Edition #18

Les datacenters en orbite ne sont plus de la science-fiction. Google prévoit de lancer deux satellites de calcul d’ici 2027 : un signal clair que la course à l’IA change de dimension et commence à délocaliser ses infrastructures là où l’espace reste… illimité.
L’intelligence artificielle progresse, mais elle se heurte désormais au réel. Aux États-Unis, les entreprises qui avaient parié sur une automatisation fulgurante réembauchent : elles comprennent que remplacer l’humain reste, pour l’instant, hors de portée.
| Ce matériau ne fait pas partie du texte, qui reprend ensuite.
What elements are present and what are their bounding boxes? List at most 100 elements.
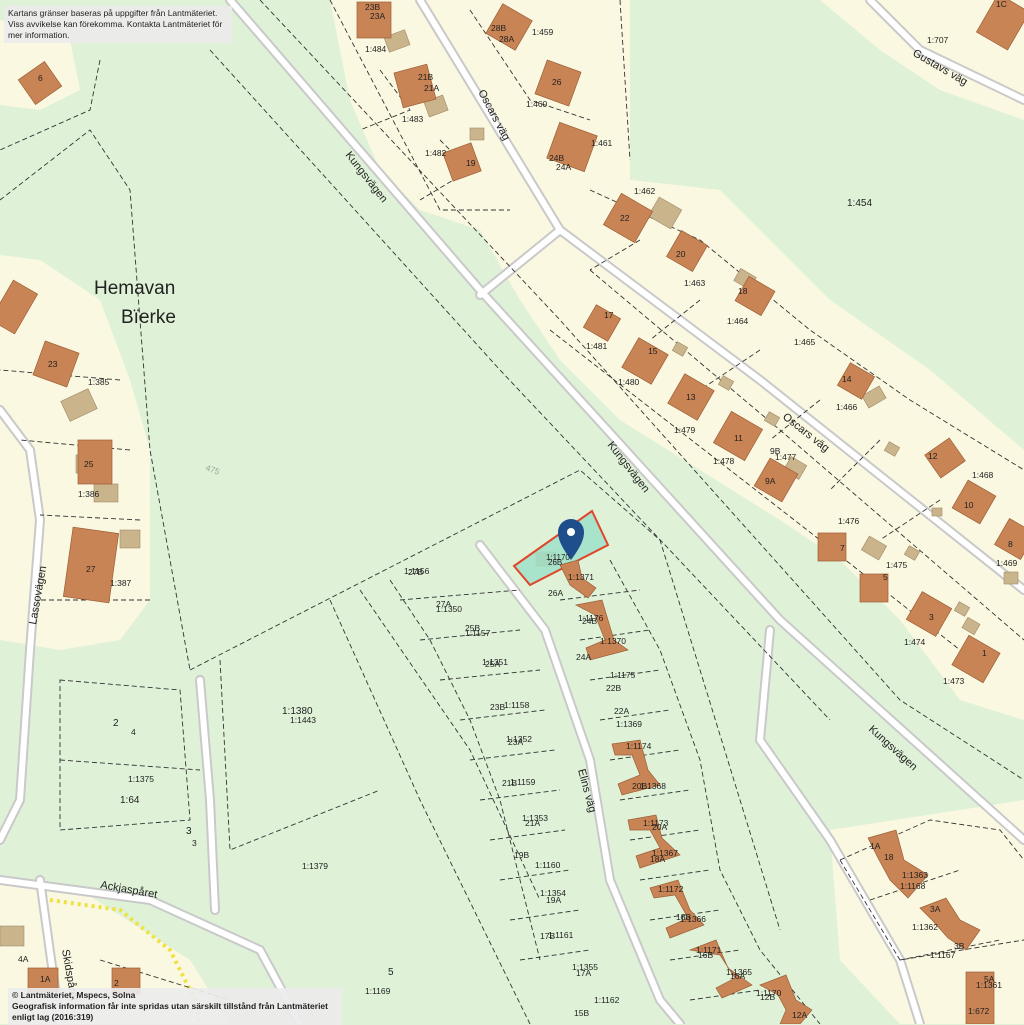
map-label: 5 [388,967,394,978]
map-label: 1:481 [586,341,608,351]
map-label: 21A [424,83,439,93]
map-label: 21B [418,72,433,82]
map-label: 7 [840,543,845,553]
map-label: 1:1162 [594,995,620,1005]
map-label: 1:1157 [465,628,491,638]
map-label: 1:1158 [504,700,530,710]
map-label: 3 [929,612,934,622]
map-label: 1:483 [402,114,424,124]
map-label: 1:1368 [640,781,666,791]
map-label: 1:1443 [290,715,316,725]
map-label: 10 [964,500,974,510]
selected-property-house: 26B [548,558,562,567]
map-label: 4A [18,954,29,964]
map-label: 14 [842,374,852,384]
map-label: 1:1168 [900,881,926,891]
map-label: 1:478 [713,456,735,466]
map-label: 1:1161 [548,930,574,940]
map-label: 8 [1008,539,1013,549]
map-label: 1:479 [674,425,696,435]
map-label: 25A [485,659,500,669]
map-label: 5 [883,572,888,582]
disclaimer-line: Viss avvikelse kan förekomma. Kontakta L… [8,19,223,40]
map-label: 18 [884,852,894,862]
map-label: 1:476 [838,516,860,526]
map-label: 1:480 [618,377,640,387]
map-label: 1C [996,0,1007,9]
map-label: 28B [491,23,506,33]
map-label: 1 [982,648,987,658]
map-label: 26A [548,588,563,598]
map-label: 1:387 [110,578,132,588]
map-label: 22 [620,213,630,223]
map-label: 1A [870,841,881,851]
map-label: 24A [556,162,571,172]
map-label: 1:474 [904,637,926,647]
map-label: 23 [48,359,58,369]
map-label: 1:386 [78,489,100,499]
map-label: 3 [186,826,192,837]
map-label: 1:1172 [658,884,684,894]
map-label: 15B [574,1008,589,1018]
map-label: 18 [738,286,748,296]
map-label: 1:385 [88,377,110,387]
map-label: 1:466 [836,402,858,412]
map-label: 1:1369 [616,719,642,729]
map-label: 1:1350 [436,604,462,614]
map-label: 1:1371 [568,572,594,582]
map-label: 1:461 [591,138,613,148]
place-name-sami: Bïerke [121,307,176,328]
map-label: 1:1174 [626,741,652,751]
map-label: 24B [582,616,597,626]
map-label: 1:464 [727,316,749,326]
map-label: 1:475 [886,560,908,570]
map-label: 12A [792,1010,807,1020]
map-label: 1:1175 [610,670,636,680]
map-label: 1:463 [684,278,706,288]
map-label: 1:484 [365,44,387,54]
map-label: 1:1363 [902,870,928,880]
map-label: 20A [652,822,667,832]
map-label: 21A [525,818,540,828]
map-label: 9A [765,476,776,486]
map-label: 1:460 [526,99,548,109]
map-label: 2 [114,978,119,988]
map-label: 1:469 [996,558,1018,568]
map-label: 1:473 [943,676,965,686]
map-label: 17 [604,310,614,320]
place-name: Hemavan [94,278,175,299]
map-label: 1:459 [532,27,554,37]
map-label: 20 [676,249,686,259]
map-label: 13 [686,392,696,402]
map-label: 1:1362 [912,922,938,932]
map-label: 23A [508,737,523,747]
map-label: 15 [648,346,658,356]
map-label: 3A [930,904,941,914]
map-label: 17A [576,968,591,978]
copyright-notice: © Lantmäteriet, Mspecs, Solna Geografisk… [8,988,342,1025]
map-label: 19B [514,850,529,860]
map-label: 1:1160 [535,860,561,870]
copyright-line: Geografisk information får inte spridas … [12,1001,328,1022]
map-label: 16B [698,950,713,960]
map-label: 1:465 [794,337,816,347]
map-label: 22A [614,706,629,716]
map-label: 12 [928,451,938,461]
map-label: 11 [734,433,743,443]
map-label: 22B [606,683,621,693]
map-label: 1:1366 [680,914,706,924]
map-label: 24A [576,652,591,662]
map-label: 1:672 [968,1006,990,1016]
map-label: 25 [84,459,94,469]
map-label: 1:707 [927,35,949,45]
property-map[interactable]: Kungsvägen Kungsvägen Kungsvägen Oscars … [0,0,1024,1024]
map-label: 1:1361 [976,980,1002,990]
map-label: 1:1159 [510,777,536,787]
map-label: 1:454 [847,198,872,209]
map-label: 1:1167 [930,950,956,960]
map-label: 1A [40,974,51,984]
map-label: 27B [408,567,423,577]
map-label: 18A [650,854,665,864]
map-label: 2 [113,718,119,729]
map-label: 19 [466,158,476,168]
Pendant ce temps, les signaux se multiplient. Claude renforce son impartialité politique à coups de tests méthodiques. Yann LeCun, figure majeure du deep learning, quitte Meta pour pousser plus loin la recherche sur les world models. Et la compétition s’enflamme avec l’arrivée tonitruante de GPT-5.1 et de Gemini 3.
En parallèle, les enjeux se durcissent. Anthropic engage 50 milliards de dollars dans des data centers géants, tandis que les cyberattaques montrent combien l’IA peut devenir une arme autonome, capable de conduire des opérations massives avec un effort dérisoire.
Mais l’IA progresse aussi là où cela compte réellement. En médecine, l’IA Dr CaBot démontre qu’elle peut soutenir les cliniciens sans les évincer. Le vrai défi consiste désormais à intégrer ces systèmes comme des alliés critiques, pas comme des substituts. L’avenir dépendra de notre capacité à conjuguer ambition technologique et maîtrise humaine.